Des sublimes voitures toutes noires
C’est en 1973 que Shadow, fort de quelques millions de dollars investis par UOP, se lance en F1. Dès le premier Grand Prix de la saison, tenu en Afrique du Sud, Follmer récole le point de la sixième place. La Shadow DN1 à moteur V8 Ford Cosworth, avait été conçue par Tony Southgate et Dave Wass. Cette DN1 n’est pas hyper rapide, casse souvent, mais permet de décrocher deux podiums.
La saison 1974 débute avec les Shadow DN1 et DN3 pilotées par Peter Revson et le Français Jean-Pierre Jarier (photo ci-dessus). Cependant, une tragédie survient quand Revson se tue au volant de la DN3 lors d’essais libres en Afrique du Sud à la suite d’un bris de suspension. Le pauvre Revson est remplacé par Tom Pryce et Jarier apporte un peu de réconfort à Nichols en grimpant sur le podium à Monaco.
L’année suivante, la Shadow DN5 donne des ailes à Jarier qui signe deux pole positions consécutives en début de saison, mais qui doit abandonner les deux fois. La seule victoire d’une Shadow en F1 survient lors du Grand Prix d’Autriche humide de 1977 quand l’Australien Alan Jones profite des conditions de piste changeantes pour mener une charge spectaculaire et remporter la victoire à bord de sa DN8-Ford. C’est à ce moment que UOP décide de stopper son implication.
L’écurie va survivre difficilement aux trois années suivantes. Un riche homme d’affaires italien, Franco Ambrosio, fait son entrée dans l’écurie, de même qu’un cigarettier, Villager.
Le malheur frappe une autre fois quand Tom Pryce se tue au Grand Prix d’Afrique du Sud à Kyalami quand sa Shadow percute de plein fouet un commissaire qui a traversé la piste juste devant lui. L’extincteur que tient le commissaire percute de plein fouet le casque du pilote qui est tué sur le coup, ainsi que le pauvre bénévole.

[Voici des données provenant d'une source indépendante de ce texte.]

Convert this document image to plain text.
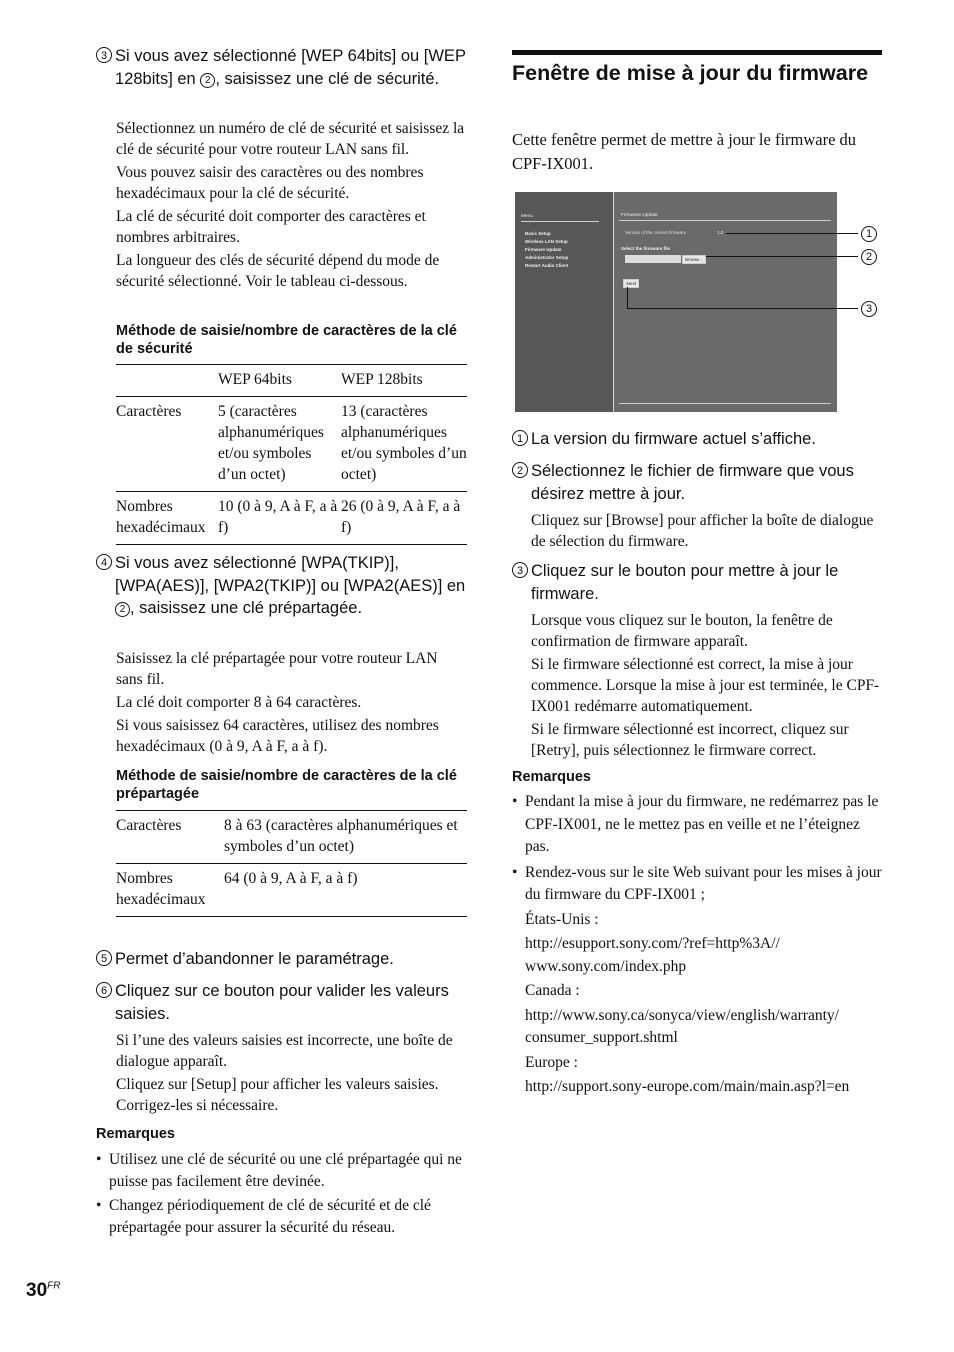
3 Si vous avez sélectionné [WEP 64bits] ou [WEP 128bits] en 2 , saisissez une clé de sécurité.

Sélectionnez un numéro de clé de sécurité et saisissez la clé de sécurité pour votre routeur LAN sans fil.

Vous pouvez saisir des caractères ou des nombres hexadécimaux pour la clé de sécurité.

La clé de sécurité doit comporter des caractères et nombres arbitraires.

La longueur des clés de sécurité dépend du mode de sécurité sélectionné. Voir le tableau ci-dessous.

Méthode de saisie/nombre de caractères de la clé de sécurité
	WEP 64bits	WEP 128bits
Caractères	5 (caractères alphanumériques et/ou symboles d’un octet)	13 (caractères alphanumériques et/ou symboles d’un octet)
Nombres hexadécimaux	10 (0 à 9, A à F, a à f)	26 (0 à 9, A à F, a à f)
4 Si vous avez sélectionné [WPA(TKIP)], [WPA(AES)], [WPA2(TKIP)] ou [WPA2(AES)] en 2 , saisissez une clé prépartagée.

Saisissez la clé prépartagée pour votre routeur LAN sans fil.

La clé doit comporter 8 à 64 caractères.

Si vous saisissez 64 caractères, utilisez des nombres hexadécimaux (0 à 9, A à F, a à f).

Méthode de saisie/nombre de caractères de la clé prépartagée
Caractères	8 à 63 (caractères alphanumériques et symboles d’un octet)
Nombres hexadécimaux	64 (0 à 9, A à F, a à f)
5 Permet d’abandonner le paramétrage.
6 Cliquez sur ce bouton pour valider les valeurs saisies.

Si l’une des valeurs saisies est incorrecte, une boîte de dialogue apparaît.

Cliquez sur [Setup] pour afficher les valeurs saisies. Corrigez-les si nécessaire.

Remarques
• Utilisez une clé de sécurité ou une clé prépartagée qui ne puisse pas facilement être devinée.
• Changez périodiquement de clé de sécurité et de clé prépartagée pour assurer la sécurité du réseau.
$30^{FR}$
Fenêtre de mise à jour du firmware
Cette fenêtre permet de mettre à jour le firmware du CPF-IX001.
Menu
Basic Setup
Wireless LAN Setup
Firmware Update
Administrator Setup
Restart Audio Client
Firmware Update
Version of the current firmware	1.0
Select the firmware file
Browse...
Send
1
2
3
1 La version du firmware actuel s’affiche.
2 Sélectionnez le fichier de firmware que vous désirez mettre à jour.

Cliquez sur [Browse] pour afficher la boîte de dialogue de sélection du firmware.

3 Cliquez sur le bouton pour mettre à jour le firmware.

Lorsque vous cliquez sur le bouton, la fenêtre de confirmation de firmware apparaît.

Si le firmware sélectionné est correct, la mise à jour commence. Lorsque la mise à jour est terminée, le CPF-IX001 redémarre automatiquement.

Si le firmware sélectionné est incorrect, cliquez sur [Retry], puis sélectionnez le firmware correct.

Remarques
• Pendant la mise à jour du firmware, ne redémarrez pas le CPF-IX001, ne le mettez pas en veille et ne l’éteignez pas.
• Rendez-vous sur le site Web suivant pour les mises à jour du firmware du CPF-IX001 ;
États-Unis :
http://esupport.sony.com/?ref=http%3A// www.sony.com/index.php
Canada :
http://www.sony.ca/sonyca/view/english/warranty/ consumer_support.shtml
Europe :
http://support.sony-europe.com/main/main.asp?l=en
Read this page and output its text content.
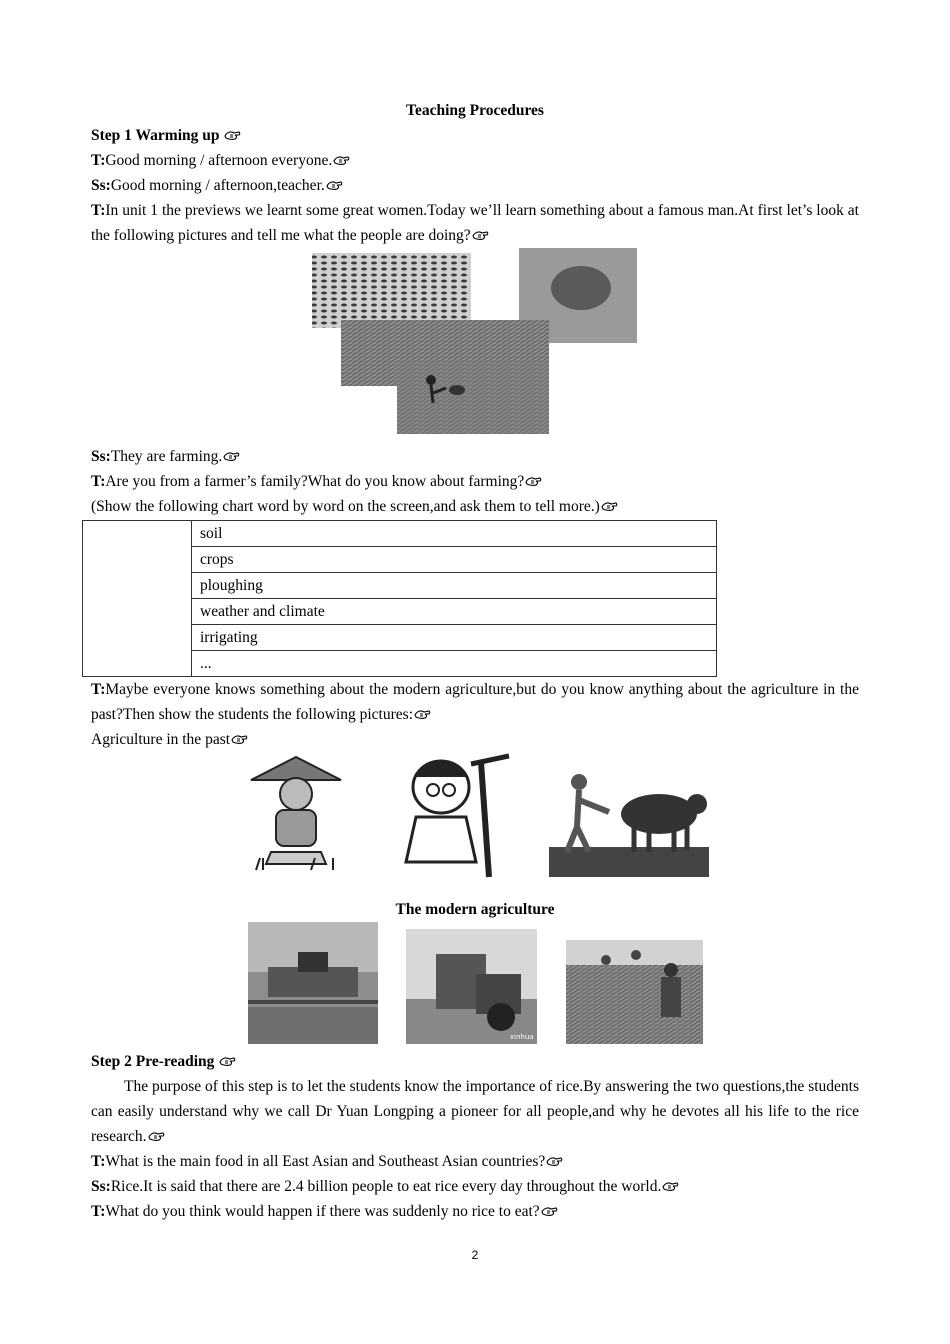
Teaching Procedures

Step 1 Warming up

T:Good morning / afternoon everyone.

Ss:Good morning / afternoon,teacher.

T:In unit 1 the previews we learnt some great women.Today we’ll learn something about a famous man.At first let’s look at the following pictures and tell me what the people are doing?

Ss:They are farming.

T:Are you from a farmer’s family?What do you know about farming?

(Show the following chart word by word on the screen,and ask them to tell more.)

	soil
crops
ploughing
weather and climate
irrigating
...

T:Maybe everyone knows something about the modern agriculture,but do you know anything about the agriculture in the past?Then show the students the following pictures:

Agriculture in the past

The modern agriculture

xinhua

Step 2 Pre-reading

The purpose of this step is to let the students know the importance of rice.By answering the two questions,the students can easily understand why we call Dr Yuan Longping a pioneer for all people,and why he devotes all his life to the rice research.

T:What is the main food in all East Asian and Southeast Asian countries?

Ss:Rice.It is said that there are 2.4 billion people to eat rice every day throughout the world.

T:What do you think would happen if there was suddenly no rice to eat?

2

En 1978, Hans Joachim Stück et Clay Regazzoni ne font pas de miracles à bord des DN9. Cette même année, Shadow quitte la série Can-Am. Un an plus tard, c’est la descente aux enfers en F1 avec deux pilotes peu expérimentés : Jan Lammers et Elio de Angelis. Et début 1980, c’est la fin de Shadow dont les actifs sont vendus à Teddy Yip.
Don Nichols quitte alors complètement le monde de la F1 et du sport automobile. On l’a revu à quelques occasions sur les circuits lors de courses de voitures d'époque, surtout quand des amateurs roulent à bord d’anciennes Shadow. Malgré son manque de résultats, surtout en F1, la marque a connu une très grande popularité.